Back to the good, safer stuff. Some people take a little Kratom powder washed down with juice, two to four grammes. I’m more of a vintage gas guzzler, running on heavy fuel. I gravitated to a large dose immediately, 15 grammes (the tea this makes is bracingly vile. Further proof it’s proper medicine.) Cutting down now. Ten grammes feels about the same, the trick is leaving enough free days inbetween doses.

It is of course much more sensible to get used to lower doses, which I eventually managed. 

It was foolish to hope for what I got from three day, no sleep ketamine binges or youthful overindulgence in booze, Afghan black and MDMA. Only an idiot would expect to get fully zonked from a medicinal herb (although I did on 30x strength Salvia Divinorum come to think of it, an especially gruesome near death experience.) but there is an upside to that mild disappointment: I’m not likely to get in too deep.

In any case, opiates were never my drug of choice – despite their fearsome reputation they don’t grab everyone. Fran Landesman, an enthusiastic lifetime drug user, was once injected against her will by Lenny Bruce, a Jehova’s Witness of heroin, a tireless, tiresome evangelist. She was not converted – having never liked downers, perhaps even less so after hours of vomiting on this occasion. Whereas her beloved marijuana was a lifelong companion, helping her create sublime poetry and lyrics.

Chaka Khan Chick Corea Spring Can Hang You The Most – inspired by TS Eliot’s April is the Cruellest Month.  music Tommy Wolf  lyrics Fran Landesman

Hunter S Thompson, not the most abstemious of men – whom I once saw almost comatose in a Hong Kong bar, reduced to a zombie drone of ‘Amyl nitrate. Amyl nitrate,’ – he had no time for heroin and the mushroom guru Terence McKenna thought cocaine was about much use as an espresso. Although you can remain unscathed or even uninterested in much more dangerous drugs you nevertheless have to use Kratom sparingly. Tolerance will develop. I’m not in a financial position to keep upping the dose but nor do I need to. What’s currently working: exercise, a little 5 htp, (a herbal serotonin booster), Stoic mindfulness, (‘there is depression’, not ‘I am depressed’. Thanks Ruby Wax. And if you think your parents could be difficult try hers.) My faithful SAD lamp blazes away by my desk. Cutting carbs helps: The Way of the Vain. Coming soon: my Jesus of Nazareth low carb diet book: ‘More fishes, fewer loaves.’

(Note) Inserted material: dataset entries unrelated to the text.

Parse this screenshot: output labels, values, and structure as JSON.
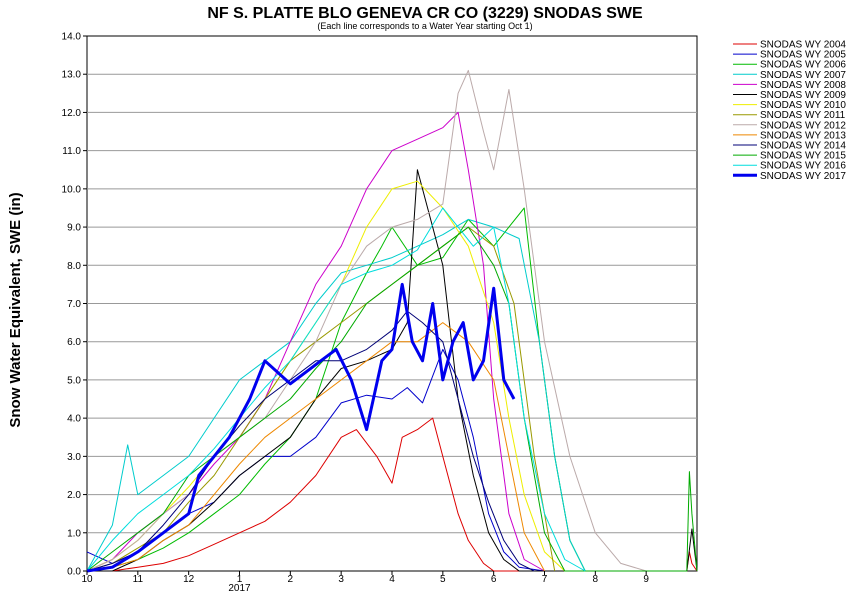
{
  "chart_data": {
    "type": "line",
    "title": "NF S. PLATTE BLO GENEVA CR CO (3229) SNODAS SWE",
    "subtitle": "(Each line corresponds to a Water Year starting Oct 1)",
    "ylabel": "Snow Water Equivalent, SWE (in)",
    "xlabel": "",
    "ylim": [
      0,
      14
    ],
    "yticks": [
      "0.0",
      "1.0",
      "2.0",
      "3.0",
      "4.0",
      "5.0",
      "6.0",
      "7.0",
      "8.0",
      "9.0",
      "10.0",
      "11.0",
      "12.0",
      "13.0",
      "14.0"
    ],
    "xlim": [
      0,
      12
    ],
    "xticks": [
      {
        "x": 0,
        "label": "10"
      },
      {
        "x": 1,
        "label": "11"
      },
      {
        "x": 2,
        "label": "12"
      },
      {
        "x": 3,
        "label": "1"
      },
      {
        "x": 4,
        "label": "2"
      },
      {
        "x": 5,
        "label": "3"
      },
      {
        "x": 6,
        "label": "4"
      },
      {
        "x": 7,
        "label": "5"
      },
      {
        "x": 8,
        "label": "6"
      },
      {
        "x": 9,
        "label": "7"
      },
      {
        "x": 10,
        "label": "8"
      },
      {
        "x": 11,
        "label": "9"
      }
    ],
    "year_label": {
      "x": 3,
      "label": "2017"
    },
    "grid": "horizontal",
    "legend_position": "right",
    "series": [
      {
        "name": "SNODAS WY 2004",
        "color": "#dd0000",
        "width": 1,
        "x": [
          0,
          0.5,
          1,
          1.5,
          2,
          2.5,
          3,
          3.5,
          4,
          4.5,
          5,
          5.3,
          5.7,
          6,
          6.2,
          6.5,
          6.8,
          7,
          7.3,
          7.5,
          7.8,
          8,
          11.8,
          11.85,
          11.9,
          12
        ],
        "y": [
          0,
          0,
          0.1,
          0.2,
          0.4,
          0.7,
          1,
          1.3,
          1.8,
          2.5,
          3.5,
          3.7,
          3,
          2.3,
          3.5,
          3.7,
          4,
          3,
          1.5,
          0.8,
          0.2,
          0,
          0,
          0.5,
          0.2,
          0
        ]
      },
      {
        "name": "SNODAS WY 2005",
        "color": "#0000cc",
        "width": 1,
        "x": [
          0,
          0.5,
          1,
          1.5,
          2,
          2.5,
          3,
          3.5,
          4,
          4.5,
          5,
          5.5,
          6,
          6.3,
          6.6,
          7,
          7.3,
          7.6,
          7.9,
          8.2,
          8.5,
          9
        ],
        "y": [
          0.5,
          0.2,
          0.5,
          1,
          1.5,
          1.8,
          2.5,
          3,
          3,
          3.5,
          4.4,
          4.6,
          4.5,
          4.8,
          4.4,
          5.8,
          5,
          3.5,
          1.5,
          0.5,
          0.1,
          0
        ]
      },
      {
        "name": "SNODAS WY 2006",
        "color": "#00bb00",
        "width": 1,
        "x": [
          0,
          0.5,
          1,
          1.5,
          2,
          2.5,
          3,
          3.5,
          4,
          4.5,
          5,
          5.5,
          5.8,
          6,
          6.5,
          7,
          7.5,
          8,
          8.3,
          8.6,
          8.9,
          9.2,
          9.5,
          9.8
        ],
        "y": [
          0,
          0.1,
          0.3,
          0.6,
          1,
          1.5,
          2,
          2.8,
          3.5,
          4.5,
          6.5,
          7.8,
          8.5,
          9,
          8,
          8.2,
          9.2,
          8.5,
          9,
          9.5,
          6,
          3,
          0.8,
          0
        ]
      },
      {
        "name": "SNODAS WY 2007",
        "color": "#00cccc",
        "width": 1,
        "x": [
          0,
          0.5,
          0.8,
          1,
          1.5,
          2,
          2.5,
          3,
          3.5,
          4,
          4.5,
          5,
          5.5,
          6,
          6.5,
          7,
          7.5,
          8,
          8.5,
          8.9,
          9.2,
          9.5,
          9.8
        ],
        "y": [
          0,
          1.2,
          3.3,
          2,
          2.5,
          3,
          4,
          5,
          5.5,
          6,
          7,
          7.8,
          8,
          8.2,
          8.5,
          8.8,
          9.2,
          9,
          8.7,
          6,
          3,
          0.8,
          0
        ]
      },
      {
        "name": "SNODAS WY 2008",
        "color": "#cc00cc",
        "width": 1,
        "x": [
          0,
          0.5,
          1,
          1.5,
          2,
          2.5,
          3,
          3.5,
          4,
          4.5,
          5,
          5.5,
          6,
          6.5,
          7,
          7.3,
          7.5,
          7.8,
          8,
          8.3,
          8.6,
          9
        ],
        "y": [
          0,
          0.3,
          1,
          1.5,
          2,
          2.8,
          3.5,
          4.5,
          6,
          7.5,
          8.5,
          10,
          11,
          11.3,
          11.6,
          12,
          10.5,
          8,
          4.5,
          1.5,
          0.3,
          0
        ]
      },
      {
        "name": "SNODAS WY 2009",
        "color": "#000000",
        "width": 1,
        "x": [
          0,
          0.5,
          1,
          1.5,
          2,
          2.5,
          3,
          3.5,
          4,
          4.5,
          5,
          5.5,
          6,
          6.3,
          6.5,
          6.8,
          7,
          7.3,
          7.6,
          7.9,
          8.2,
          8.5,
          11.8,
          11.9,
          12
        ],
        "y": [
          0,
          0,
          0.3,
          0.8,
          1.2,
          1.8,
          2.5,
          3,
          3.5,
          4.5,
          5.3,
          5.5,
          5.8,
          6.5,
          10.5,
          9,
          8,
          4.5,
          2.5,
          1,
          0.3,
          0,
          0,
          1.1,
          0
        ]
      },
      {
        "name": "SNODAS WY 2010",
        "color": "#eeee00",
        "width": 1,
        "x": [
          0,
          0.5,
          1,
          1.5,
          2,
          2.5,
          3,
          3.5,
          4,
          4.5,
          5,
          5.5,
          6,
          6.5,
          7,
          7.5,
          8,
          8.3,
          8.6,
          9,
          9.4
        ],
        "y": [
          0,
          0.3,
          0.8,
          1.5,
          2.2,
          3,
          3.8,
          4.5,
          5.5,
          6.5,
          7.5,
          9,
          10,
          10.2,
          9.5,
          8.5,
          6.5,
          4,
          2,
          0.5,
          0
        ]
      },
      {
        "name": "SNODAS WY 2011",
        "color": "#999900",
        "width": 1,
        "x": [
          0,
          0.5,
          1,
          1.5,
          2,
          2.5,
          3,
          3.5,
          4,
          4.5,
          5,
          5.5,
          6,
          6.5,
          7,
          7.5,
          8,
          8.4,
          8.8,
          9.2
        ],
        "y": [
          0,
          0.2,
          0.6,
          1,
          1.8,
          2.5,
          3.5,
          4.5,
          5.5,
          6,
          6.5,
          7,
          7.5,
          8,
          8.5,
          9,
          8.5,
          7,
          3,
          0
        ]
      },
      {
        "name": "SNODAS WY 2012",
        "color": "#bbaaaa",
        "width": 1,
        "x": [
          0,
          0.5,
          1,
          1.5,
          2,
          2.5,
          3,
          3.5,
          4,
          4.5,
          5,
          5.5,
          6,
          6.5,
          7,
          7.3,
          7.5,
          7.8,
          8,
          8.3,
          8.6,
          9,
          9.5,
          10,
          10.5,
          11
        ],
        "y": [
          0,
          0.3,
          0.8,
          1.5,
          2,
          3,
          3.5,
          4,
          5,
          6,
          7.5,
          8.5,
          9,
          9.2,
          9.6,
          12.5,
          13.1,
          11.5,
          10.5,
          12.6,
          10,
          6,
          3,
          1,
          0.2,
          0
        ]
      },
      {
        "name": "SNODAS WY 2013",
        "color": "#ee8800",
        "width": 1,
        "x": [
          0,
          0.5,
          1,
          1.5,
          2,
          2.5,
          3,
          3.5,
          4,
          4.5,
          5,
          5.5,
          6,
          6.5,
          7,
          7.5,
          8,
          8.3,
          8.6,
          9
        ],
        "y": [
          0,
          0.1,
          0.3,
          0.8,
          1.2,
          2,
          2.8,
          3.5,
          4,
          4.5,
          5,
          5.5,
          6,
          6,
          6.5,
          6,
          5,
          3,
          1,
          0
        ]
      },
      {
        "name": "SNODAS WY 2014",
        "color": "#000077",
        "width": 1,
        "x": [
          0,
          0.5,
          1,
          1.5,
          2,
          2.5,
          3,
          3.5,
          4,
          4.5,
          5,
          5.5,
          6,
          6.3,
          6.6,
          7,
          7.3,
          7.6,
          7.9,
          8.2,
          8.5,
          8.8
        ],
        "y": [
          0,
          0.2,
          0.5,
          1.2,
          2,
          3,
          3.8,
          4.5,
          5,
          5.5,
          5.5,
          5.8,
          6.3,
          6.8,
          6.5,
          6,
          4.5,
          3,
          1.8,
          0.8,
          0.2,
          0
        ]
      },
      {
        "name": "SNODAS WY 2015",
        "color": "#00aa00",
        "width": 1,
        "x": [
          0,
          0.5,
          1,
          1.5,
          2,
          2.5,
          3,
          3.5,
          4,
          4.5,
          5,
          5.5,
          6,
          6.5,
          7,
          7.5,
          8,
          8.3,
          8.6,
          9,
          9.4,
          11.8,
          11.85,
          11.9,
          12
        ],
        "y": [
          0,
          0.5,
          1,
          1.5,
          2.5,
          3,
          3.5,
          4,
          4.5,
          5.3,
          6,
          7,
          7.5,
          8,
          8.5,
          9,
          8,
          7,
          4,
          1,
          0,
          0,
          2.6,
          1.5,
          0
        ]
      },
      {
        "name": "SNODAS WY 2016",
        "color": "#00dddd",
        "width": 1,
        "x": [
          0,
          0.5,
          1,
          1.5,
          2,
          2.5,
          3,
          3.5,
          4,
          4.5,
          5,
          5.5,
          6,
          6.5,
          7,
          7.3,
          7.6,
          8,
          8.3,
          8.6,
          9,
          9.4,
          9.8
        ],
        "y": [
          0,
          0.8,
          1.5,
          2,
          2.5,
          3.2,
          4,
          4.8,
          5.5,
          6.5,
          7.5,
          7.8,
          8,
          8.4,
          9.5,
          9,
          8.5,
          9,
          7,
          4,
          1.5,
          0.3,
          0
        ]
      },
      {
        "name": "SNODAS WY 2017",
        "color": "#0000ee",
        "width": 3,
        "x": [
          0,
          0.5,
          1,
          1.5,
          2,
          2.2,
          2.5,
          2.8,
          3,
          3.2,
          3.5,
          4,
          4.3,
          4.6,
          4.9,
          5.2,
          5.5,
          5.8,
          6,
          6.2,
          6.4,
          6.6,
          6.8,
          7,
          7.2,
          7.4,
          7.6,
          7.8,
          8,
          8.2,
          8.4
        ],
        "y": [
          0,
          0.1,
          0.5,
          1,
          1.5,
          2.5,
          3,
          3.5,
          4,
          4.5,
          5.5,
          4.9,
          5.2,
          5.5,
          5.8,
          5,
          3.7,
          5.5,
          5.8,
          7.5,
          6,
          5.5,
          7,
          5,
          6,
          6.5,
          5,
          5.5,
          7.4,
          5,
          4.5
        ]
      }
    ]
  }
}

Careful moderation in alcohol and drugs is helped knowing there can be the occasional holiday with Kratom. It’s also good to have an anti-depression medication – without weight gain or diminishing sex drive – when all else fails. All of which beats white knuckle abstinence, Christian guilt and slogans – the boom and bust of 12 step. 

So this could be an actual cure for depression. With no side effects! (Unlike Big Pharma’s remedies.) Although I’m well used to false dawns, I’d like to raise a cautious cheer for this uplifting substance. Hell, let’s make it a full on Marine affirmation: Hoorah!